Una obra maestra

La partitura de Tchaikovsky para El cascanueces marcó un antes y un después en la música para ballet.

Por Santiago Giordano

#Ballet

 

Tras la composición de La dama de pique, estrenada con gran repercusión en diciembre de 1890 en el Teatro Mariinsky de San Petersburgo, Piotr Ilich Tchaikovsky se afirmaba definitivamente en un lugar importante dentro del panorama musical ruso de su tiempo.

Una obra maestra

A los 50 años, el compositor ya era reconocido también como el refinado creador de otras óperas, como Eugene Onegin, y también como el artífice de sinfonías vibrantes, conciertos estrepitosos y poemas sinfónicos cargados de pasiones, además de creador de bellas melodías que en su sensibilidad destilaban el espíritu de la danza.

Sin embargo, el primer intento de Tchaikovsky en el mundo del ballet había sido un paso en falso.

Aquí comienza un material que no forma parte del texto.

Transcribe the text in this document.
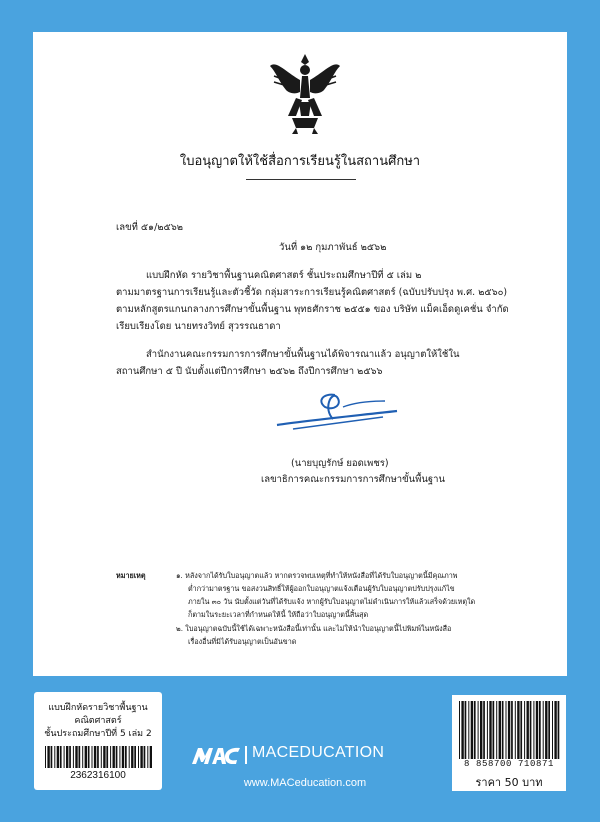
ใบอนุญาตให้ใช้สื่อการเรียนรู้ในสถานศึกษา
เลขที่ ๕๑/๒๕๖๒
วันที่ ๑๒ กุมภาพันธ์ ๒๕๖๒
แบบฝึกหัด รายวิชาพื้นฐานคณิตศาสตร์ ชั้นประถมศึกษาปีที่ ๕ เล่ม ๒
ตามมาตรฐานการเรียนรู้และตัวชี้วัด กลุ่มสาระการเรียนรู้คณิตศาสตร์ (ฉบับปรับปรุง พ.ศ. ๒๕๖๐)
ตามหลักสูตรแกนกลางการศึกษาขั้นพื้นฐาน พุทธศักราช ๒๕๕๑ ของ บริษัท แม็คเอ็ดดูเคชั่น จำกัด
เรียบเรียงโดย นายทรงวิทย์ สุวรรณธาดา
สำนักงานคณะกรรมการการศึกษาขั้นพื้นฐานได้พิจารณาแล้ว อนุญาตให้ใช้ใน
สถานศึกษา ๕ ปี นับตั้งแต่ปีการศึกษา ๒๕๖๒ ถึงปีการศึกษา ๒๕๖๖
(นายบุญรักษ์ ยอดเพชร)
เลขาธิการคณะกรรมการการศึกษาขั้นพื้นฐาน
หมายเหตุ	๑. หลังจากได้รับใบอนุญาตแล้ว หากตรวจพบเหตุที่ทำให้หนังสือที่ได้รับใบอนุญาตนี้มีคุณภาพ
ต่ำกว่ามาตรฐาน ขอสงวนสิทธิ์ให้ผู้ออกใบอนุญาตแจ้งเตือนผู้รับใบอนุญาตปรับปรุงแก้ไข
ภายใน ๓๐ วัน นับตั้งแต่วันที่ได้รับแจ้ง หากผู้รับใบอนุญาตไม่ดำเนินการให้แล้วเสร็จด้วยเหตุใด
ก็ตามในระยะเวลาที่กำหนดให้นี้ ให้ถือว่าใบอนุญาตนี้สิ้นสุด
๒. ใบอนุญาตฉบับนี้ใช้ได้เฉพาะหนังสือนี้เท่านั้น และไม่ให้นำใบอนุญาตนี้ไปพิมพ์ในหนังสือ
เรื่องอื่นที่มิได้รับอนุญาตเป็นอันขาด
แบบฝึกหัดรายวิชาพื้นฐาน
คณิตศาสตร์
ชั้นประถมศึกษาปีที่ 5 เล่ม 2
2362316100
MACEDUCATION
www.MACeducation.com
8 858700 710871
ราคา 50 บาท
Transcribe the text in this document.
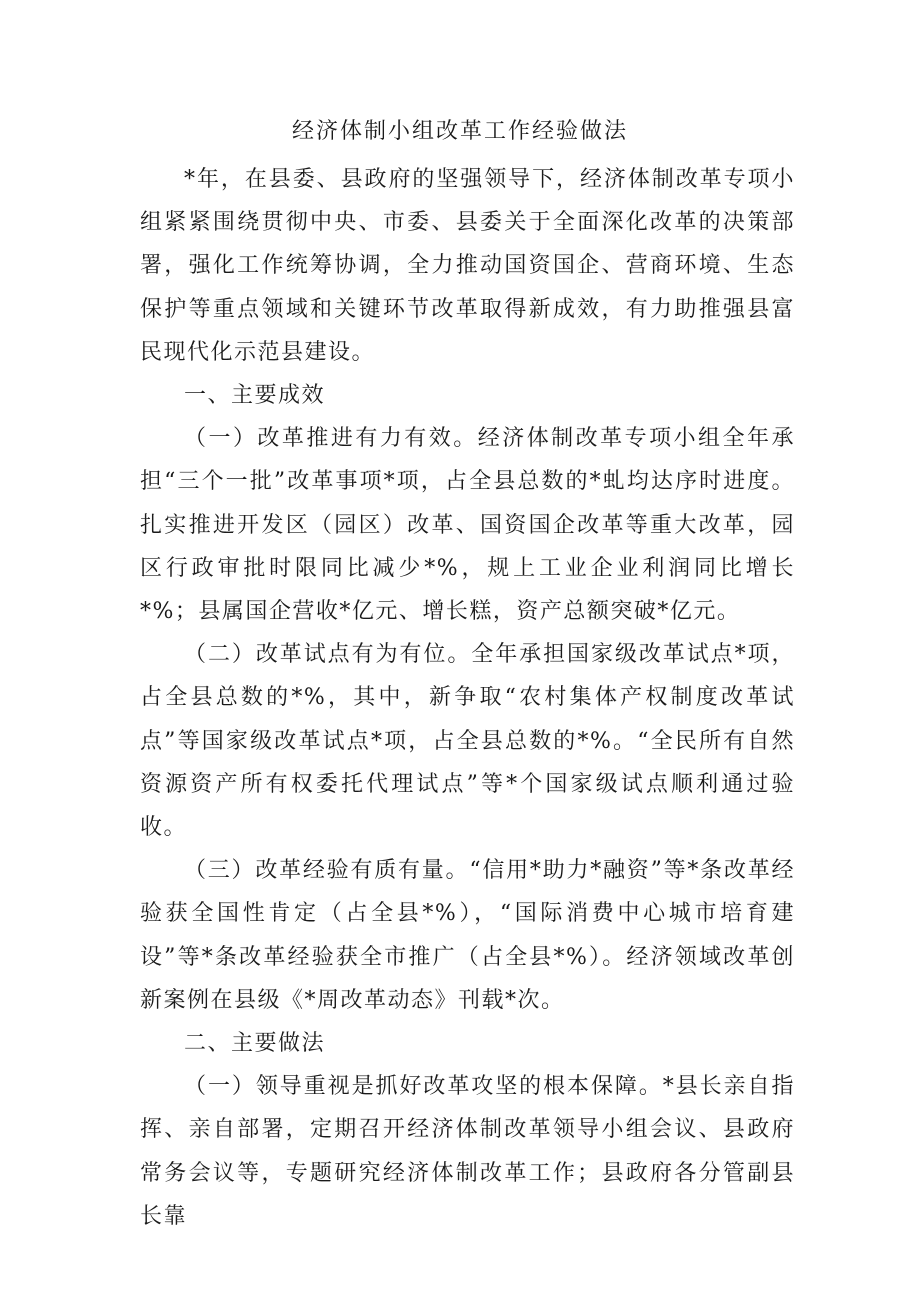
经济体制小组改革工作经验做法

*年，在县委、县政府的坚强领导下，经济体制改革专项小组紧紧围绕贯彻中央、市委、县委关于全面深化改革的决策部署，强化工作统筹协调，全力推动国资国企、营商环境、生态保护等重点领域和关键环节改革取得新成效，有力助推强县富民现代化示范县建设。

一、主要成效

（一）改革推进有力有效。经济体制改革专项小组全年承担“三个一批”改革事项*项，占全县总数的*虬均达序时进度。扎实推进开发区（园区）改革、国资国企改革等重大改革，园区行政审批时限同比减少*%，规上工业企业利润同比增长*%；县属国企营收*亿元、增长糕，资产总额突破*亿元。

（二）改革试点有为有位。全年承担国家级改革试点*项，占全县总数的*%，其中，新争取“农村集体产权制度改革试点”等国家级改革试点*项，占全县总数的*%。“全民所有自然资源资产所有权委托代理试点”等*个国家级试点顺利通过验收。

（三）改革经验有质有量。“信用*助力*融资”等*条改革经验获全国性肯定（占全县*%），“国际消费中心城市培育建设”等*条改革经验获全市推广（占全县*%）。经济领域改革创新案例在县级《*周改革动态》刊载*次。

二、主要做法

（一）领导重视是抓好改革攻坚的根本保障。*县长亲自指挥、亲自部署，定期召开经济体制改革领导小组会议、县政府常务会议等，专题研究经济体制改革工作；县政府各分管副县长靠
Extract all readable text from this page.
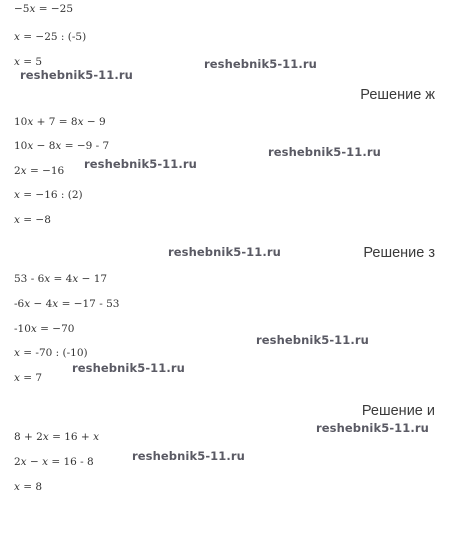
−5𝑥 = −25
𝑥 = −25 : (-5)
𝑥 = 5
reshebnik5-11.ru
reshebnik5-11.ru
Решение ж
10𝑥 + 7 = 8𝑥 − 9
10𝑥 − 8𝑥 = −9 - 7
2𝑥 = −16
𝑥 = −16 : (2)
𝑥 = −8
reshebnik5-11.ru
reshebnik5-11.ru
reshebnik5-11.ru	Решение з
53 - 6𝑥 = 4𝑥 − 17
-6𝑥 − 4𝑥 = −17 - 53
-10𝑥 = −70
𝑥 = -70 : (-10)
𝑥 = 7
reshebnik5-11.ru
reshebnik5-11.ru
Решение и
reshebnik5-11.ru
8 + 2𝑥 = 16 + 𝑥
reshebnik5-11.ru
2𝑥 − 𝑥 = 16 - 8
𝑥 = 8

En 1875, el Teatro Bolshoi le había encargado la música para El lago de los cisnes, que se estrenó dos años después sin despertar entusiasmos. La modesta puesta en escena y la dificultad de la música –Tchaikovsky había trabajado de manera autónoma y rápida sobre una partitura que, llegado el momento, desconcertó al coreógrafo Julius Reisinger– habrían sido los detonantes del fracaso.

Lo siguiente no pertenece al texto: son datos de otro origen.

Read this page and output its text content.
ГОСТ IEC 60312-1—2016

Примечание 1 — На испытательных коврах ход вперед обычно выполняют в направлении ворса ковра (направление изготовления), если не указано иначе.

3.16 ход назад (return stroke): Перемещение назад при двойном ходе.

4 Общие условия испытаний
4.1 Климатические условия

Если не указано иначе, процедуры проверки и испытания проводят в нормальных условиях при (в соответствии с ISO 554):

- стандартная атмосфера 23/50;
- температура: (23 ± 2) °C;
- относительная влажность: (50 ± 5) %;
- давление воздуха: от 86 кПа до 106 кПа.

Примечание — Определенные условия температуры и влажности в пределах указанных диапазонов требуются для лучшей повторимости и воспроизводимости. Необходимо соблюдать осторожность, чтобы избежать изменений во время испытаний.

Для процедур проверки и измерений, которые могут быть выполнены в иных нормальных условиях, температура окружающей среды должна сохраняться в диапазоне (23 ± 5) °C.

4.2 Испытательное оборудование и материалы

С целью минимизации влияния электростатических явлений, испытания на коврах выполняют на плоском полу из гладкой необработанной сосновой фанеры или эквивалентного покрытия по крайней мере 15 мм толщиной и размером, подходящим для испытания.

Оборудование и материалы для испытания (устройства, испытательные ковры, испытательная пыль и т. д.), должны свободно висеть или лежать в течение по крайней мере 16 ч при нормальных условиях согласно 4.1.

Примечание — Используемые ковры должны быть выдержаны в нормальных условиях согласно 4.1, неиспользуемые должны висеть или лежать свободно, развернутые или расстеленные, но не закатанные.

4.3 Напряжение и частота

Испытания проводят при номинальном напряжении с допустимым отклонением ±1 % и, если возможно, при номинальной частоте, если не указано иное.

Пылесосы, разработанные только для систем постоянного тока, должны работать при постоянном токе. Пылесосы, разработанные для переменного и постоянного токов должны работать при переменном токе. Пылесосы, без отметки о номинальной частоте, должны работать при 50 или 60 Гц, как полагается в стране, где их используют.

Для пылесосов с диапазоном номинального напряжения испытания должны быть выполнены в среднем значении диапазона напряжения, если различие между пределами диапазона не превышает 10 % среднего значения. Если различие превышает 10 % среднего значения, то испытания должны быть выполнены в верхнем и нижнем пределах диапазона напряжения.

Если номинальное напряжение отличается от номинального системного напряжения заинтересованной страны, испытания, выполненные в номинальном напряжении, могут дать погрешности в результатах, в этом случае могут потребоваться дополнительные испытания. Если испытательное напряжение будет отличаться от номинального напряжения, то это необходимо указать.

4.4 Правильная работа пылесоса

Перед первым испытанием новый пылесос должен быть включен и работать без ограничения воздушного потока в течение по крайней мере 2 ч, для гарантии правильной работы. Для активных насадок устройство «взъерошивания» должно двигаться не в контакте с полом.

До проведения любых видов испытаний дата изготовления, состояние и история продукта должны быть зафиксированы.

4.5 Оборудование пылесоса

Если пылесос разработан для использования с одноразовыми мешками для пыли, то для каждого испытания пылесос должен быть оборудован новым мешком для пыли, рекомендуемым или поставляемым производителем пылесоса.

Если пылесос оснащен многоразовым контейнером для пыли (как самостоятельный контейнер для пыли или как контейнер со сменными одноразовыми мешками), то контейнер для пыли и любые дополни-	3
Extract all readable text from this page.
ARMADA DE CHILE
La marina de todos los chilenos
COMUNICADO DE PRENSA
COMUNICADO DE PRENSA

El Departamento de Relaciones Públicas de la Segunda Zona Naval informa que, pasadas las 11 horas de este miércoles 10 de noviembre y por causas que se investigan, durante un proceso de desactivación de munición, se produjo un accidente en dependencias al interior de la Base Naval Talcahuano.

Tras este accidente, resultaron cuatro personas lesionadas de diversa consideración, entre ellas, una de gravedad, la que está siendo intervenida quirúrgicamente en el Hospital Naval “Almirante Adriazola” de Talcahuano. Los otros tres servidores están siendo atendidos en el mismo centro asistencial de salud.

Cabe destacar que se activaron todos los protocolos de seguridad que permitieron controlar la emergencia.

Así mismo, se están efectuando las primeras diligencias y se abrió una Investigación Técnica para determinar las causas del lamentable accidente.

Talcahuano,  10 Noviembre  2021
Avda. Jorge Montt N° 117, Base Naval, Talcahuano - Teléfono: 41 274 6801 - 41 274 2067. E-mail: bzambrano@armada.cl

A principios de aquel 1890 de afirmaciones artísticas, el venerable Tchaikovsky tuvo una nueva oportunidad con el ballet, esta vez de la mano de Marius Petipa, maestro de coreógrafos y figura clave de la escuela rusa de ballet, y el favor de Ivan Vsevolozhsky, director de los Teatros Imperiales.

La música para La bella durmiente, que se estrenó con coreografía de Petipa y escenografía del mismo Vsevolozhsky –que además trabajaron juntos en el libreto extraído de La bella durmiente del bosque, un cuento del francés Charles Perrault de 1697–, significó de alguna manera la reivindicación de Tchaikovsky como compositor para ballet.

Una obra maestra

El joven Tchaikovsky.

A aquel artista que había dado sobradas pruebas de su madurez y de su versatilidad como compositor, el mismo Vsevolozhsky, por entonces hombre fuerte y referencia ineludible de la producción teatral en San Petersburgo, le encargó dos obras: un nuevo ballet y otra ópera. Así nacieron Iolanta, ópera en un acto sobre libreto de Modest Tchaikovsky –hermano del compositor– basado en La hija del rey Renato del danés Henrik Hertz, y El cascanueces, un cuento de hadas-ballet inspirado en El cascanueces y el rey de los ratones de Ernst Theodor Amadeus Hoffmann. Iolanta y El cascanueces se estrenaron en diciembre de 1892, en un doble programa, en el Teatro Mariinsky de San Petersburgo.

No fue un éxito arrollador. Tuvo apenas once representaciones y se bajó de cartel.

Mientras Iolanta fue representada al año siguiente en Hamburgo bajo la dirección de Gustav Mahler, El cascanueces tuvo que esperar hasta 1919 para ser repuesto en Rusia. La primera representación completa fuera del Imperio fue en Inglaterra en 1934, con la coreografía original de Petipa. En 1940, Walt Disney utilizó parte de la música del ballet en su película Fantasía y, en diciembre de 1958, la versión de George Balanchine con el Ballet de Nueva York fue transmitida en televisión por la CBS para todo Estados Unidos. Desde entonces, El cascanueces se ha convertido quizá en el más popular de los ballets y un símbolo de la Navidad en muchos países.

Tensión creativa

El proceso creativo de El cascanueces no estuvo exento de discusiones, extravíos y momentos tensos. Por un lado, el compositor se sentía agotado en su creatividad. En una carta a Bob, su sobrino dilecto, Tchaikovsky escribía: “Fiel a mi promesa, te escribo para contarte que ayer completé algunos bocetos del ballet. Recordarás que cuando estabas aquí me jacté de que podría terminar la composición en cinco días. Sin embargo en dos semanas terminé algunos bosquejos. No, el viejo se está acabando. No solo su cabello se vuelve blanco como la nieve, no solo está perdiendo sus dientes, no solo sus ojos se debilitan y se cansa fácilmente, sino que además está perdiendo la capacidad de producir cualquier cosa. Siento que este ballet es infinitamente peor que La bella durmiente (...). Si tengo que llegar a la conclusión de que ya no puedo proporcionar en mi mesa musical sino platos recalentados, terminaré abandonando la composición”.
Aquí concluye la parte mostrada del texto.